Friday, August 25, 2006
Living with a build-your-own DVR (2006)
Back in elementary school, I remember entertaining myself by mentally recounting the complete prime time schedule. Tuning out tedious teaching, I finally recalled exactly what aired opposite Fantasy Island.
Bored elementary kids certainly aren’t doing that today. With countless cable channels, it's impossible to remember what's on TV. Or watch it all.
Multiply that by TV scheduling that produces time-slot matchups like "Grey's Anatomy vs. CSI” and it’s clear catching your favorite shows requires effort, like programming the VCR. Alas, challenging VCR programming has spawned approximately 10,839,276.005 punchlines since the machines became popular in the 1980’s. Punchlines that generated laughs, because who hasn’t tried taping the Oscars, only to wind up with a basketball game? Or the other way around.

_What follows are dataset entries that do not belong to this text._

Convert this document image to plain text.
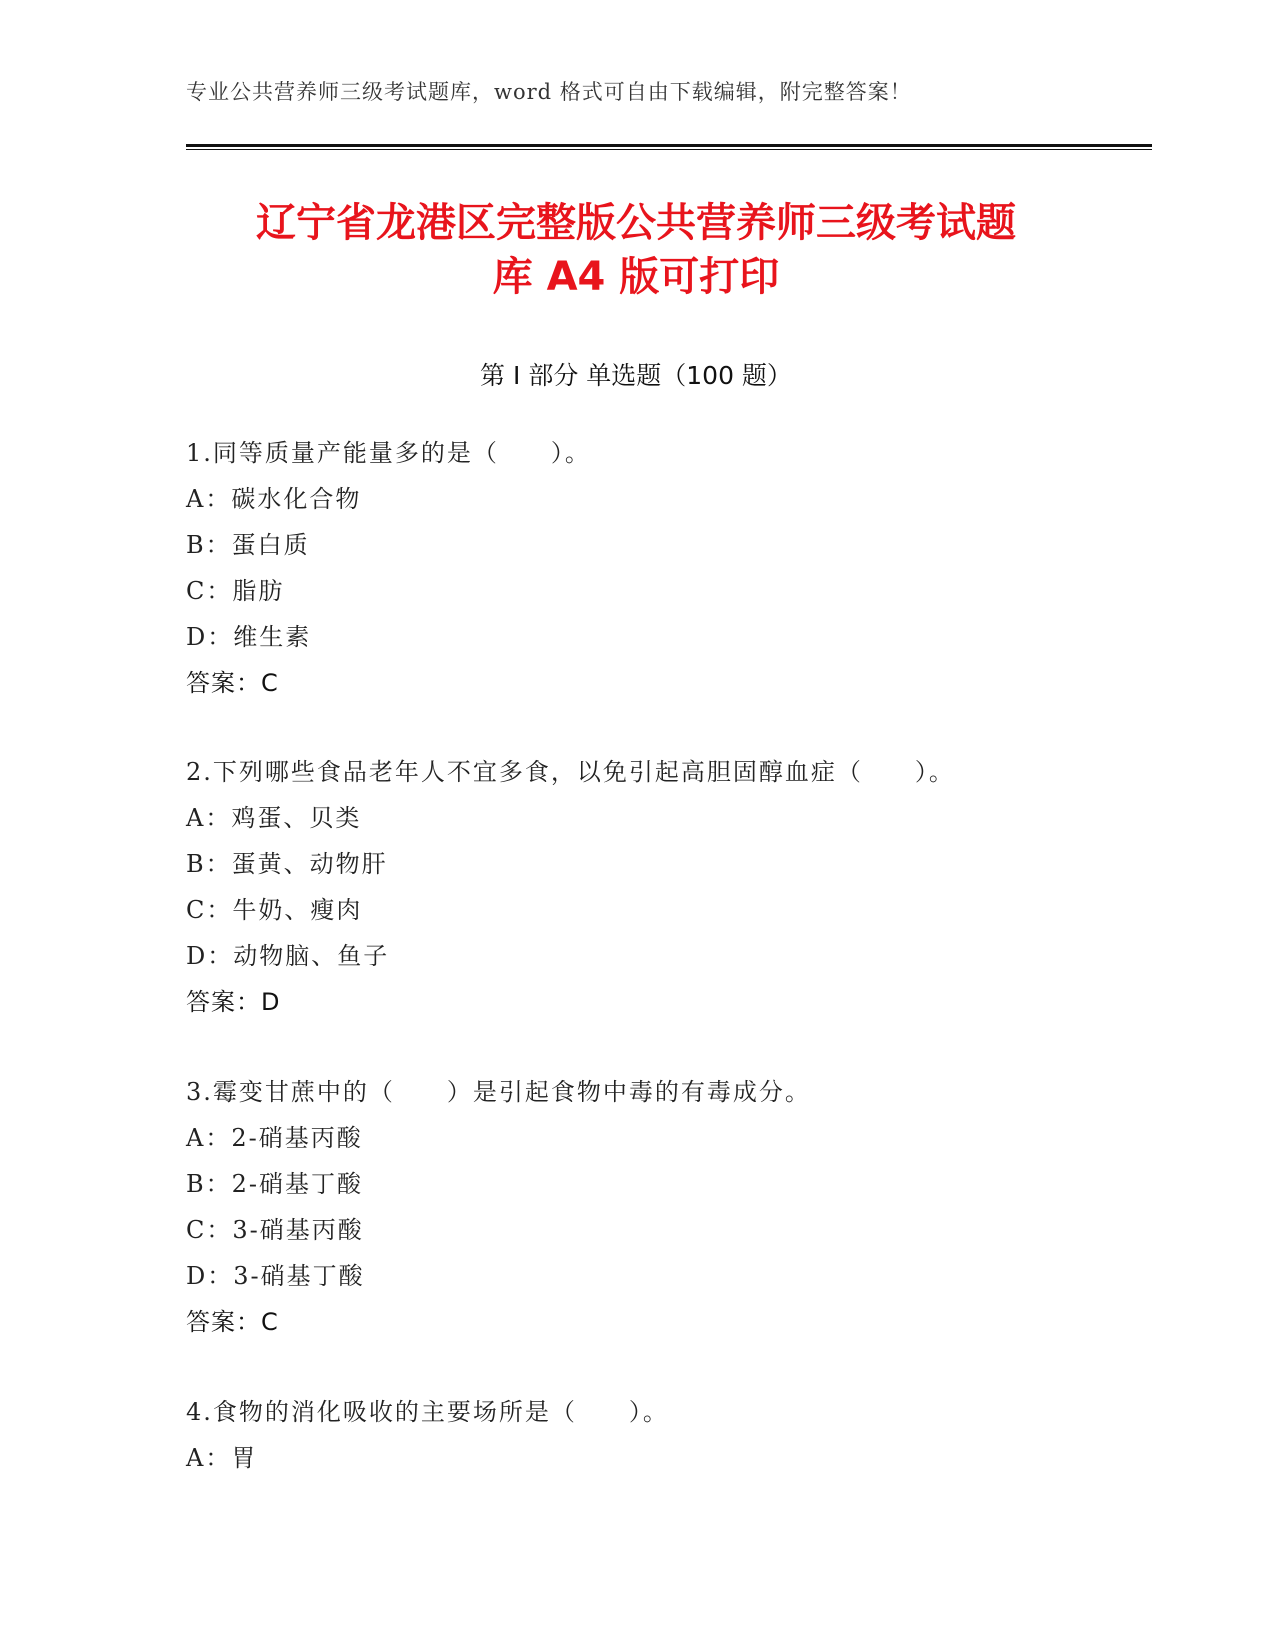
专业公共营养师三级考试题库，word 格式可自由下载编辑，附完整答案！
辽宁省龙港区完整版公共营养师三级考试题
库 A4 版可打印
第 I 部分 单选题（100 题）
1.同等质量产能量多的是（　　）。
A：碳水化合物
B：蛋白质
C：脂肪
D：维生素
答案：C
2.下列哪些食品老年人不宜多食，以免引起高胆固醇血症（　　）。
A：鸡蛋、贝类
B：蛋黄、动物肝
C：牛奶、瘦肉
D：动物脑、鱼子
答案：D
3.霉变甘蔗中的（　　）是引起食物中毒的有毒成分。
A：2-硝基丙酸
B：2-硝基丁酸
C：3-硝基丙酸
D：3-硝基丁酸
答案：C
4.食物的消化吸收的主要场所是（　　）。
A：胃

To insure seeing every single slam-dunk or soap-opera sizzler, many folks have switched to more user-friendly DVR's—digital video recorders, like the TiVo. The drawback: price, including the subscription service that makes most DVR’s functional. For example, TiVo’s web site sells a DVR capable of recording 80 hours of programming for 100 bucks. A one-year service agreement adds 15-plus bucks a month. For that many smackeroos, it would be cheaper to hire underemployed actors to recreate the episodes of Medium you missed.
Yet, if you're a cheapskate and/or the kind of person who finds fixing computers fun, you can build your own DVR, which doesn’t require a subscription. My husband built ours during Christmas 2005, using computer components lying around the house. I affectionately call it Frankenivo, after the monster Dr. Frankenstein cobbled together from spare parts, then cinematically brought to life with electricity.
What my geeky sweetie built was technically a MythTV. He did it by stripping down his old computer, installing the Linux operating system, putting it in a black box that fit in our entertainment center, then muttering incantations from several thick computer programming books.